Norman Ramsey was born on August 27, 1915 in Washington, D.C. During his childhood, his family moved around due to his father's job duties as an army officer. He graduated from high school with distinctions at the age of 15. He entered Columbia College in 1931 and studied mathematics. After his graduation in 1935, he turned to physics and came to the Cavendish Laboratory, Cambridge, where he studied for his second bachelor degree. He was inspired by great physicists such as J.J. Thomson, Rutherford, Chadwick, Cockcroft, Eddington, and Appleton from the Cavendish Laboratory and wished to become a great physicist and inventor. Later, he returned to Columbia for his PhD and worked for Isidor Rabi in molecular beam research. For the next few years, Ramsey worked in many places, including Illinois, MIT, Columbia and Brookhaven National Laboratory, before moving to Harvard University where he worked for 40 years.

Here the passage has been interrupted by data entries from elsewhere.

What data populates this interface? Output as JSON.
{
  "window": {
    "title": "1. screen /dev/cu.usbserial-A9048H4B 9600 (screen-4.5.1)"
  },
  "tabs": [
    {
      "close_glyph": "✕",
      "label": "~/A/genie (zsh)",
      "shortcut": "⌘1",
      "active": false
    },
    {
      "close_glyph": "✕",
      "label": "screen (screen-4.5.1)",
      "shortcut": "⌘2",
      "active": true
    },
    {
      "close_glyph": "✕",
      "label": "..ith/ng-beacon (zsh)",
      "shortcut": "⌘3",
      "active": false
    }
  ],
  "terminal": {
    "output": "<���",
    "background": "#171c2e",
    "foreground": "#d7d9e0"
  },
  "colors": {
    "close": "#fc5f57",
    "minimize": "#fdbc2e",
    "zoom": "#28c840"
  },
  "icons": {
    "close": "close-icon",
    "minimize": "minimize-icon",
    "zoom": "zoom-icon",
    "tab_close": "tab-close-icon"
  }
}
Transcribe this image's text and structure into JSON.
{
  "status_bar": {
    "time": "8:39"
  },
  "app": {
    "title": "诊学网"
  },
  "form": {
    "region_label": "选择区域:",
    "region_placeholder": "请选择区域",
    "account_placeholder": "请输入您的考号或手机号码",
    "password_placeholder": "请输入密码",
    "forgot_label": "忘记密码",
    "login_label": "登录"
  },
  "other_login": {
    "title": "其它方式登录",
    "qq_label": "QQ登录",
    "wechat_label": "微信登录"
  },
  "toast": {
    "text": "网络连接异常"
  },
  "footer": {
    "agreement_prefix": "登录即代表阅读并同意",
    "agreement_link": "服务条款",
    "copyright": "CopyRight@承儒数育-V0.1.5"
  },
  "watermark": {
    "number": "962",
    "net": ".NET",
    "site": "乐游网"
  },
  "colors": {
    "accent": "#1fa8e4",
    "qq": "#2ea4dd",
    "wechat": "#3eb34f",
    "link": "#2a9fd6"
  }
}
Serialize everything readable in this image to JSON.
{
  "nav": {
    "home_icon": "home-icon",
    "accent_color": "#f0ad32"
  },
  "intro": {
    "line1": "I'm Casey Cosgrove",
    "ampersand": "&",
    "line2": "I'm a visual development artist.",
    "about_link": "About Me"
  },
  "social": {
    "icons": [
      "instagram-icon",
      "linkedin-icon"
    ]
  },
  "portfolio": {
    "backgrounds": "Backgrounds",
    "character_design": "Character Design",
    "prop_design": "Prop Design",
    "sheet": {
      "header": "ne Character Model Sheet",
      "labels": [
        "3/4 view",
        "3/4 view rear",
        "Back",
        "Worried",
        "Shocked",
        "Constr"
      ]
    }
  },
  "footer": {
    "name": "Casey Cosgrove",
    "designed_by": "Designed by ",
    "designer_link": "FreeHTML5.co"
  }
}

At Harvard he established a molecular beam laboratory for his molecular beam magnetic resonance experiments. After many attempts, he invented the separated oscillatory field method that allowed him to achieve the desired accuracy. In order to get improvements, he consulted with various groups that applied his method to atomic clocks. He later built a separated oscillatory field electric resonance apparatus and used it to study polar molecules. With the help of a student, Daniel Kleppner, Ramsey invented the atomic hydrogen maser, which is useful equipment for atomic research and it is used in many research centres. Ramsey received the Nobel Prize in Physics 1989, "for the invention of the separated oscillatory fields method and its use in the hydrogen maser and other atomic clocks".

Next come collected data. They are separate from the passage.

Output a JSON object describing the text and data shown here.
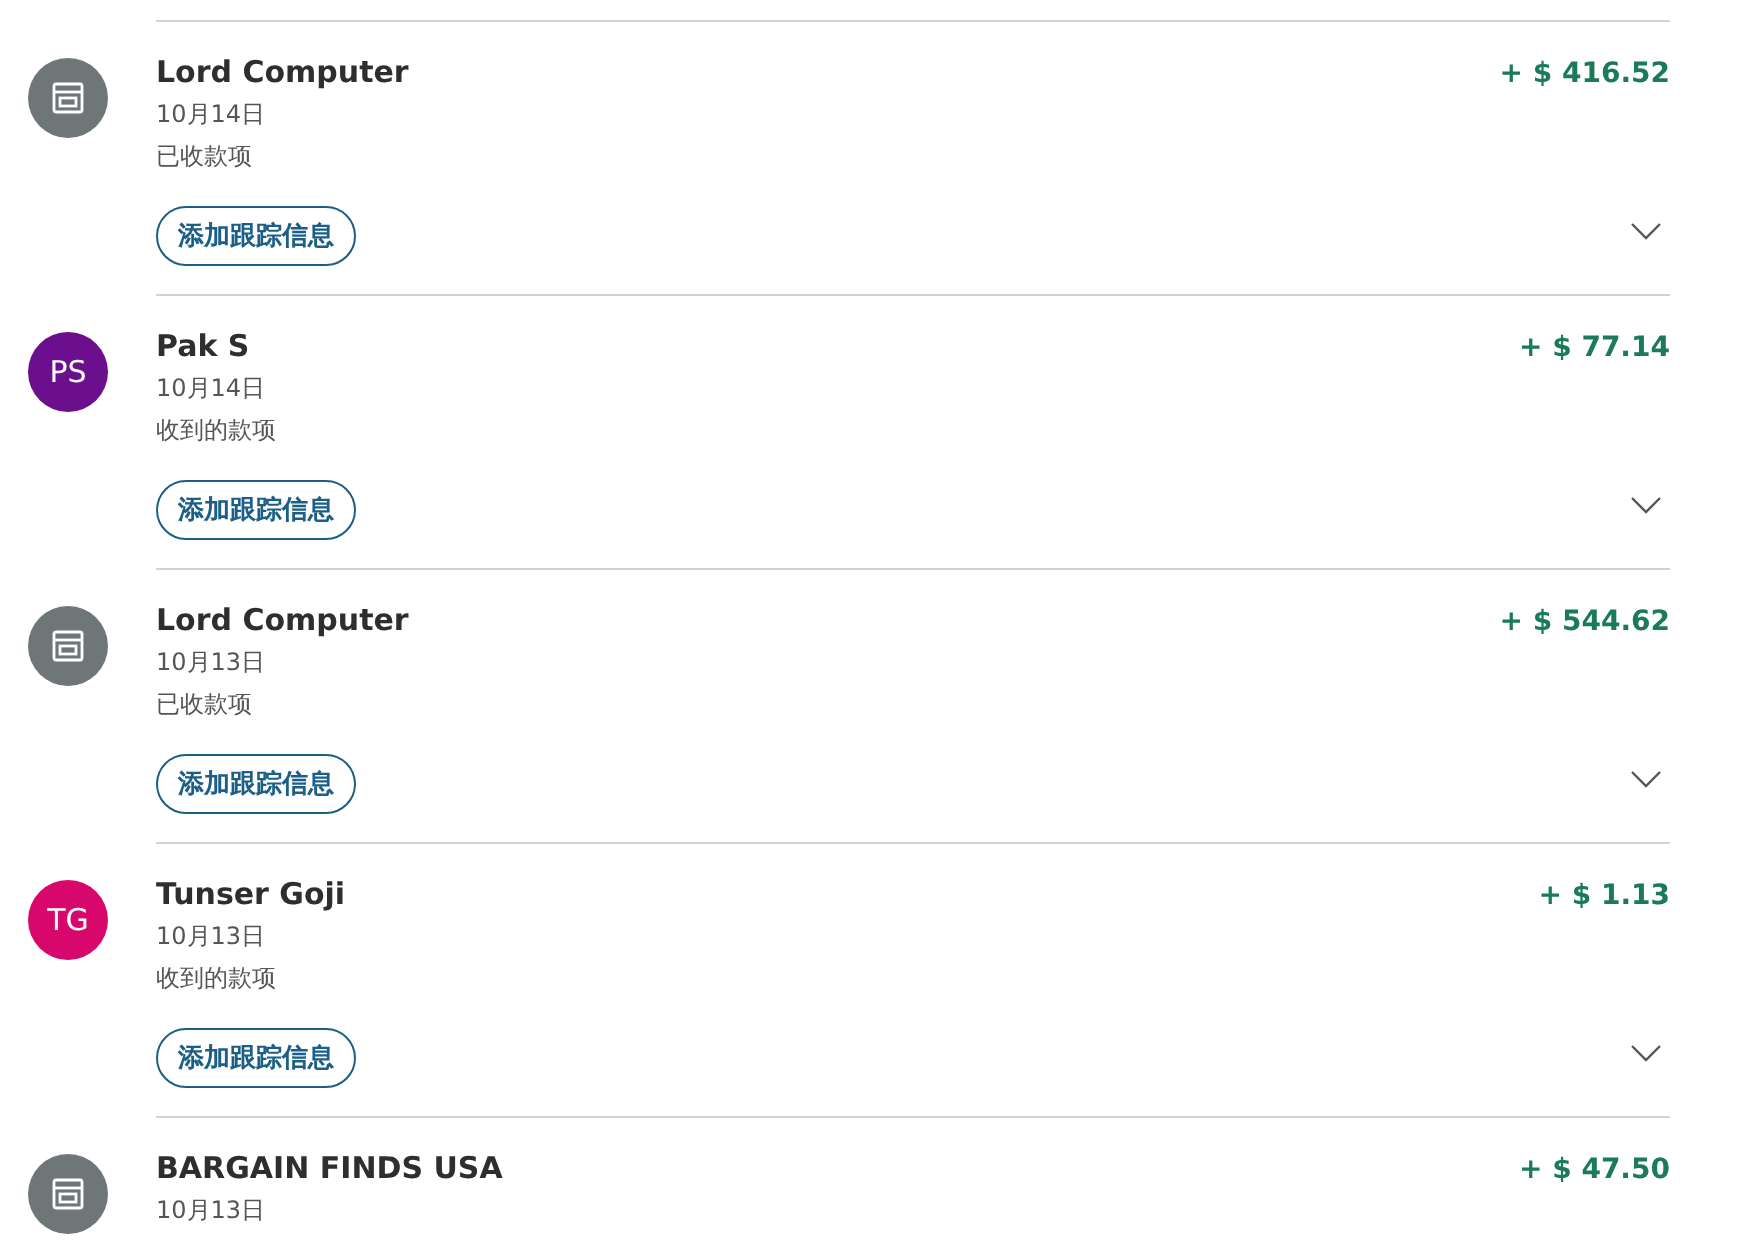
{
  "transactions": [
    {
      "avatar": {
        "kind": "store",
        "color": "#6e7678"
      },
      "name": "Lord Computer",
      "amount": "+ $ 416.52",
      "date": "10月14日",
      "status": "已收款项",
      "action": "添加跟踪信息"
    },
    {
      "avatar": {
        "kind": "initials",
        "text": "PS",
        "color": "#6b0f8e"
      },
      "name": "Pak S",
      "amount": "+ $ 77.14",
      "date": "10月14日",
      "status": "收到的款项",
      "action": "添加跟踪信息"
    },
    {
      "avatar": {
        "kind": "store",
        "color": "#6e7678"
      },
      "name": "Lord Computer",
      "amount": "+ $ 544.62",
      "date": "10月13日",
      "status": "已收款项",
      "action": "添加跟踪信息"
    },
    {
      "avatar": {
        "kind": "initials",
        "text": "TG",
        "color": "#d8076c"
      },
      "name": "Tunser Goji",
      "amount": "+ $ 1.13",
      "date": "10月13日",
      "status": "收到的款项",
      "action": "添加跟踪信息"
    },
    {
      "avatar": {
        "kind": "store",
        "color": "#6e7678"
      },
      "name": "BARGAIN FINDS USA",
      "amount": "+ $ 47.50",
      "date": "10月13日"
    }
  ]
}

In 1940 he married Elinor Jameson. After Elinor died in 1983, he married Ellie Welch. He has a combined family of seven children and six grandchildren. Ramsey officially retired from Harvard in 1986, but he still remains active in physics. After his retirement, he was a visiting researcher at the University of Colorado and a visiting professor at the University of Chicago, Williams College and the University of Michigan. He now enjoys his life as a part-time teacher, researcher and visiting professor.